Pada akhirnya Abbas sadar bahwa aksi Mansur dalam Pokmaswas Bina Lestari ternyata bertujuan baik. Bahkan, pelarangan penggunaan pukat harimau dan alat tangkap lain yang tak ramah lingkungan ternyata kemudian berdampak baik bagi para nelayan seperti dirinya. Jumlah ikan di perairan Muara Badak jadi lebih berlimpah dan lebih dekat dengan pesisir.

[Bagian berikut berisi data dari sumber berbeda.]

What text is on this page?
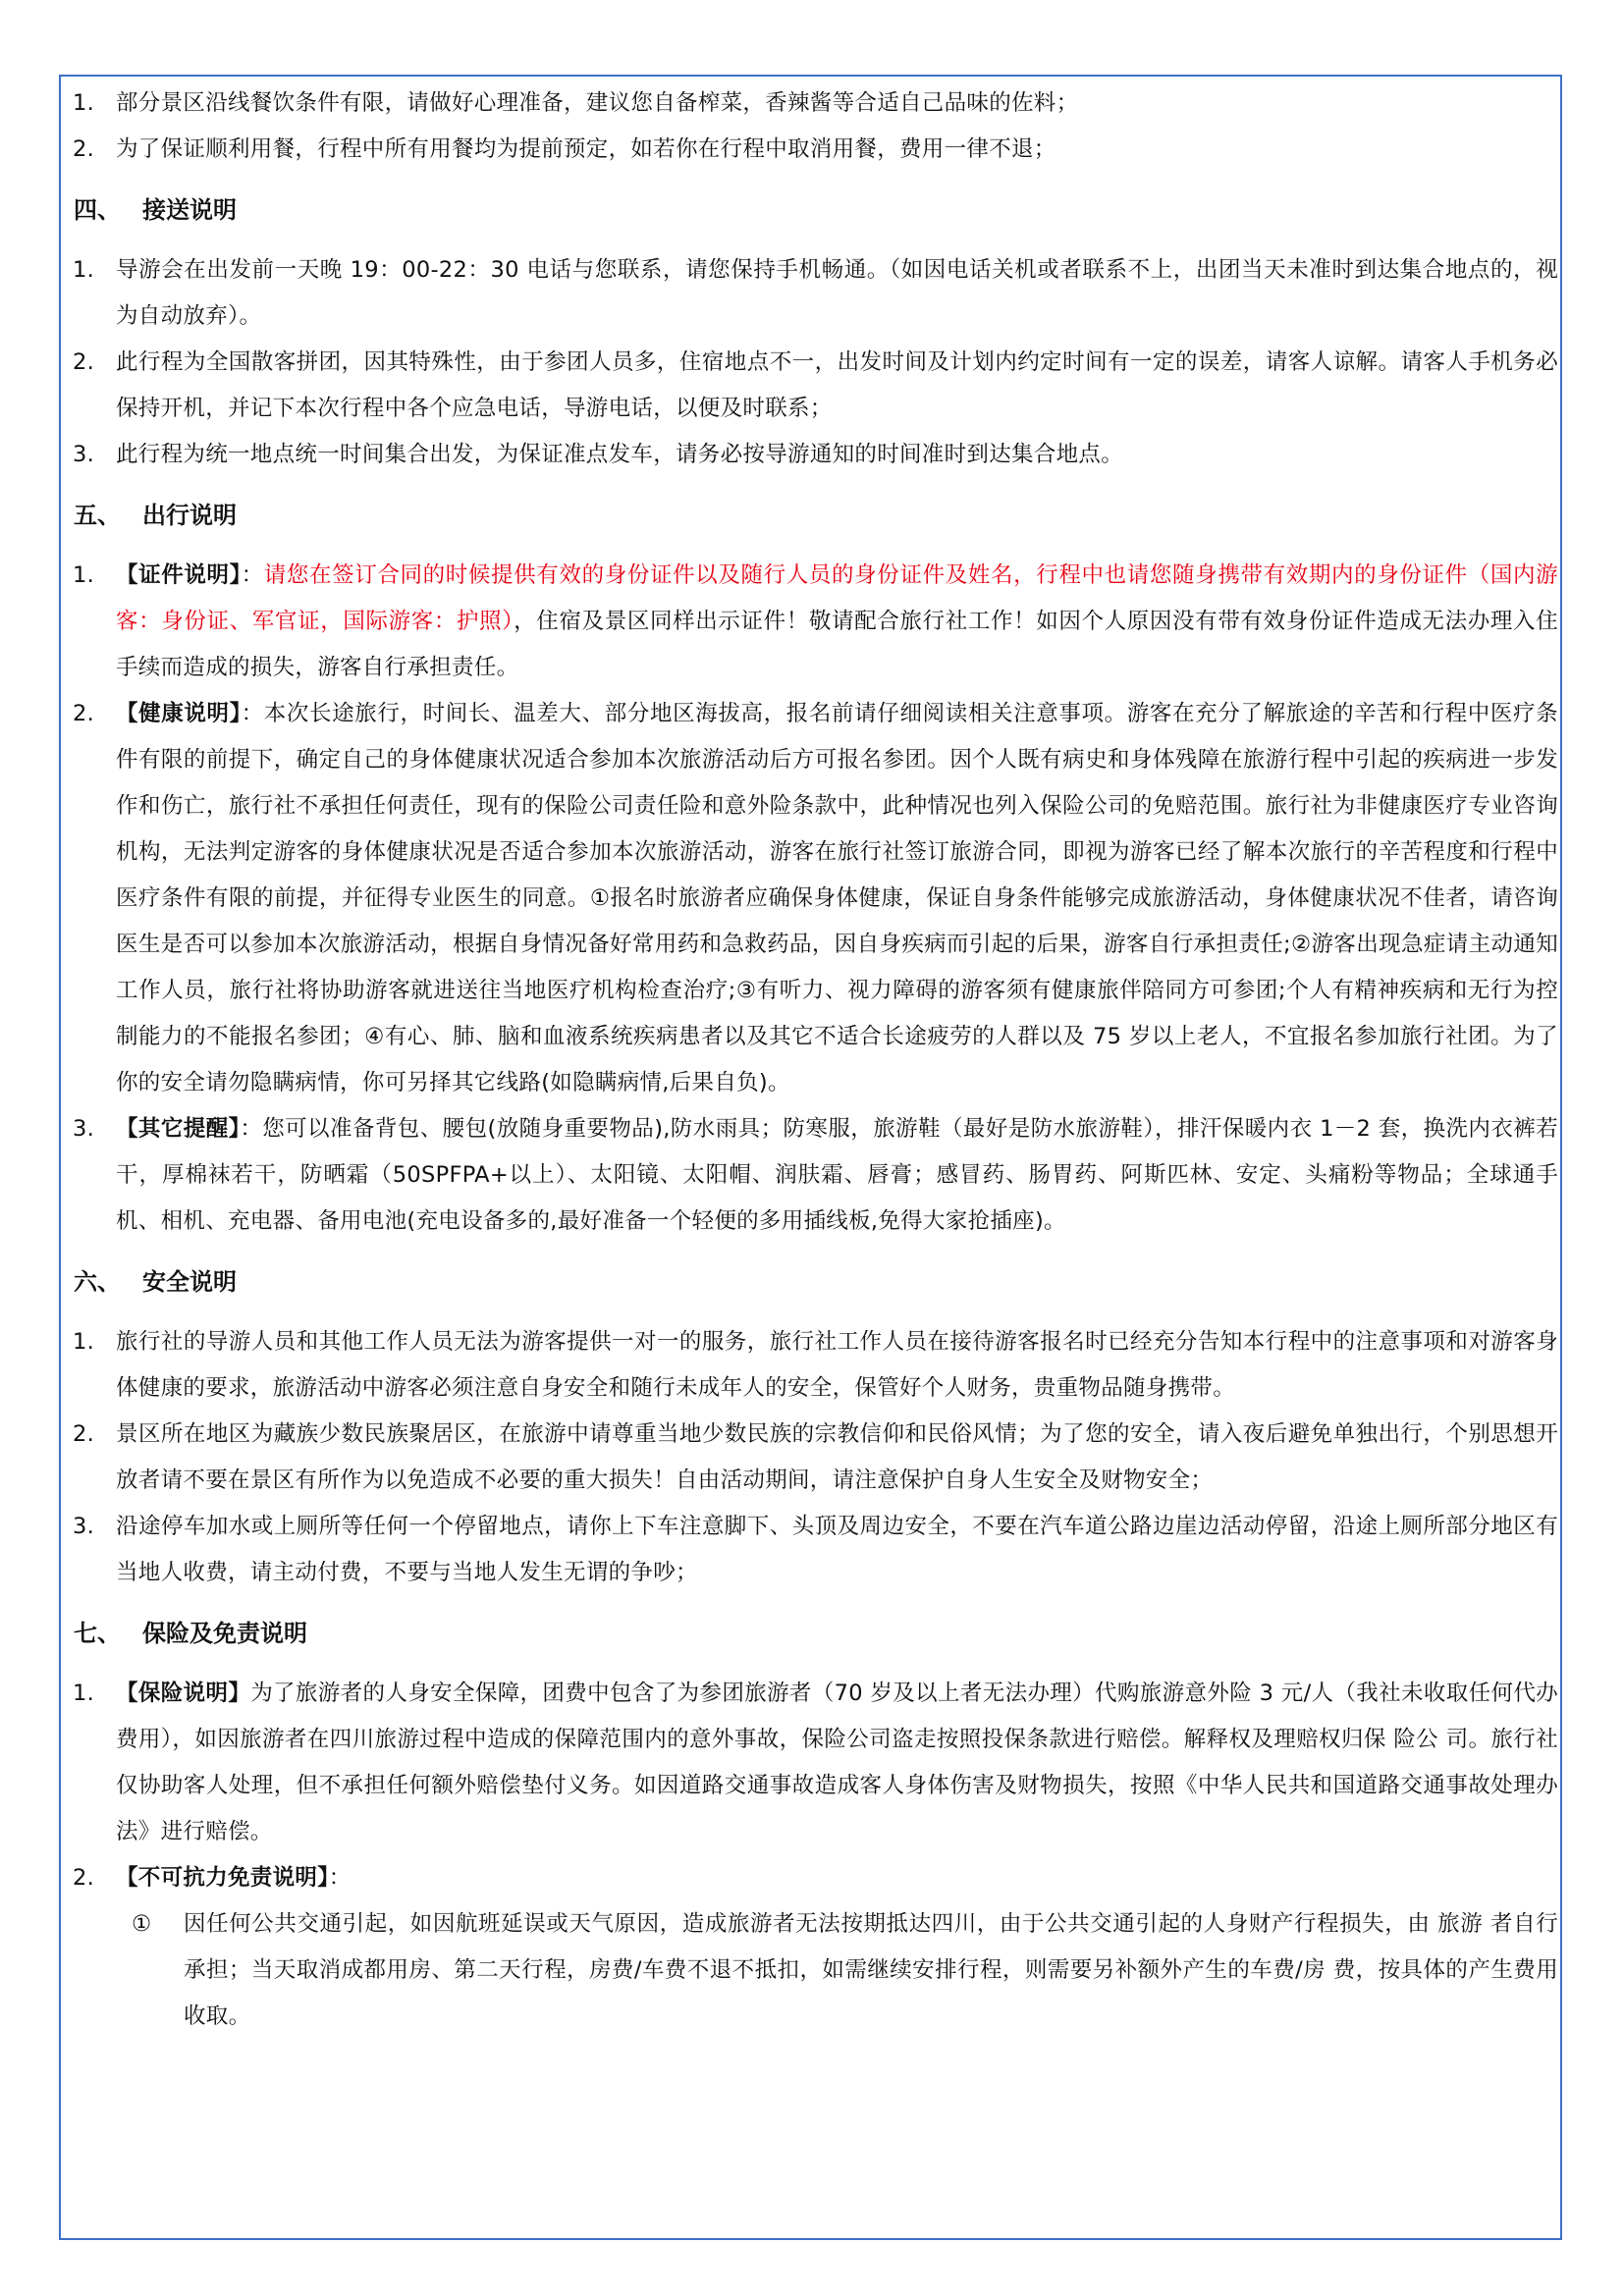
1. 部分景区沿线餐饮条件有限，请做好心理准备，建议您自备榨菜，香辣酱等合适自己品味的佐料；
2. 为了保证顺利用餐，行程中所有用餐均为提前预定，如若你在行程中取消用餐，费用一律不退；
四、 接送说明
1. 导游会在出发前一天晚 19：00-22：30 电话与您联系，请您保持手机畅通。（如因电话关机或者联系不上，出团当天未准时到达集合地点的，视为自动放弃）。
2. 此行程为全国散客拼团，因其特殊性，由于参团人员多，住宿地点不一，出发时间及计划内约定时间有一定的误差，请客人谅解。请客人手机务必保持开机，并记下本次行程中各个应急电话，导游电话，以便及时联系；
3. 此行程为统一地点统一时间集合出发，为保证准点发车，请务必按导游通知的时间准时到达集合地点。
五、 出行说明
1. 【证件说明】：请您在签订合同的时候提供有效的身份证件以及随行人员的身份证件及姓名，行程中也请您随身携带有效期内的身份证件（国内游客：身份证、军官证，国际游客：护照），住宿及景区同样出示证件！敬请配合旅行社工作！如因个人原因没有带有效身份证件造成无法办理入住手续而造成的损失，游客自行承担责任。
2. 【健康说明】：本次长途旅行，时间长、温差大、部分地区海拔高，报名前请仔细阅读相关注意事项。游客在充分了解旅途的辛苦和行程中医疗条件有限的前提下，确定自己的身体健康状况适合参加本次旅游活动后方可报名参团。因个人既有病史和身体残障在旅游行程中引起的疾病进一步发作和伤亡，旅行社不承担任何责任，现有的保险公司责任险和意外险条款中，此种情况也列入保险公司的免赔范围。旅行社为非健康医疗专业咨询机构，无法判定游客的身体健康状况是否适合参加本次旅游活动，游客在旅行社签订旅游合同，即视为游客已经了解本次旅行的辛苦程度和行程中医疗条件有限的前提，并征得专业医生的同意。①报名时旅游者应确保身体健康，保证自身条件能够完成旅游活动，身体健康状况不佳者，请咨询医生是否可以参加本次旅游活动，根据自身情况备好常用药和急救药品，因自身疾病而引起的后果，游客自行承担责任;②游客出现急症请主动通知工作人员，旅行社将协助游客就进送往当地医疗机构检查治疗;③有听力、视力障碍的游客须有健康旅伴陪同方可参团;个人有精神疾病和无行为控制能力的不能报名参团；④有心、肺、脑和血液系统疾病患者以及其它不适合长途疲劳的人群以及 75 岁以上老人，不宜报名参加旅行社团。为了你的安全请勿隐瞒病情，你可另择其它线路(如隐瞒病情,后果自负)。
3. 【其它提醒】：您可以准备背包、腰包(放随身重要物品),防水雨具；防寒服，旅游鞋（最好是防水旅游鞋），排汗保暖内衣 1－2 套，换洗内衣裤若干，厚棉袜若干，防晒霜（50SPFPA+以上）、太阳镜、太阳帽、润肤霜、唇膏；感冒药、肠胃药、阿斯匹林、安定、头痛粉等物品；全球通手机、相机、充电器、备用电池(充电设备多的,最好准备一个轻便的多用插线板,免得大家抢插座)。
六、 安全说明
1. 旅行社的导游人员和其他工作人员无法为游客提供一对一的服务，旅行社工作人员在接待游客报名时已经充分告知本行程中的注意事项和对游客身体健康的要求，旅游活动中游客必须注意自身安全和随行未成年人的安全，保管好个人财务，贵重物品随身携带。
2. 景区所在地区为藏族少数民族聚居区，在旅游中请尊重当地少数民族的宗教信仰和民俗风情；为了您的安全，请入夜后避免单独出行，个别思想开放者请不要在景区有所作为以免造成不必要的重大损失！自由活动期间，请注意保护自身人生安全及财物安全；
3. 沿途停车加水或上厕所等任何一个停留地点，请你上下车注意脚下、头顶及周边安全，不要在汽车道公路边崖边活动停留，沿途上厕所部分地区有当地人收费，请主动付费，不要与当地人发生无谓的争吵；
七、 保险及免责说明
1. 【保险说明】为了旅游者的人身安全保障，团费中包含了为参团旅游者（70 岁及以上者无法办理）代购旅游意外险 3 元/人（我社未收取任何代办费用），如因旅游者在四川旅游过程中造成的保障范围内的意外事故，保险公司盗走按照投保条款进行赔偿。解释权及理赔权归保 险公 司。旅行社仅协助客人处理，但不承担任何额外赔偿垫付义务。如因道路交通事故造成客人身体伤害及财物损失，按照《中华人民共和国道路交通事故处理办法》进行赔偿。
2. 【不可抗力免责说明】：
① 因任何公共交通引起，如因航班延误或天气原因，造成旅游者无法按期抵达四川，由于公共交通引起的人身财产行程损失，由 旅游 者自行承担；当天取消成都用房、第二天行程，房费/车费不退不抵扣，如需继续安排行程，则需要另补额外产生的车费/房 费，按具体的产生费用收取。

“Namanya dulu kan mancing-mancing ikan itu harus jauh, sekarang sudah agak dekat,” kata Abbas yang akhirnya ikut bergabung menjadi anggota Pokmaswas Bina Lestari sejak tiga tahun terakhir.

Berbeda dengan Abbas yang semula menentang, Alimuddin (37) bisa memahami maksud kegiatan Pokmaswas Bina Lestari sedari awal. Dia langsung mendukung Pokmaswas karena sepakat dengan tujuan baiknya. Seperti Abbas, sebagai nelayan tangkap, dulu Alimuddin juga sempat menggunakan pukat harimau.

Ketika Pokmaswas Bina Lestari melarangnya menggunakan pukat harimau demi keberlanjutan perikanan Muara Badak, Alimuddin paham itu kegiatan yang baik. Sebab, pukat harimau menjaring ikan-ikan kecil sehingga tidak sempat tumbuh besar dan bertelur.

“Kalau misalnya terus-terusan begini, lama-lama ikan kan habis. Apalagi yang kecil-kecilnya itu kan semuanya kena. Kalau kena yang kecil-kecil, artinya mubazir. Soalnya kan enggak ada harganya juga. Jadi betul juga ini yang dibilangin ini. Lama-lama [kalau pakai trawl, ikan] kan habis,” ujar Alimuddin.

Karena tugasnya berisiko dengan konflik dan pergesekan dengan nelayan lain, hingga kini beberapa anggota Pokmaswas menolak identitas mereka dibuka ke publik karena takut mengundang bahaya. Contohnya, seorang anggota Pokmaswas yang sehari-hari berkegiatan di laut. “Dia menyediakan jasa mengantar pemancing. Ngantar pemancing, tetapi sekaligus jadi mata-mata kami di laut,” kata Mansur.

“Jadi kalau ada kapal asing yang nggak dikenal, dia foto, kirim ke kami. Nanti kami yang tindak lanjuti ke laut. Dia sendiri tak mau dikasih tahu identitasnya.”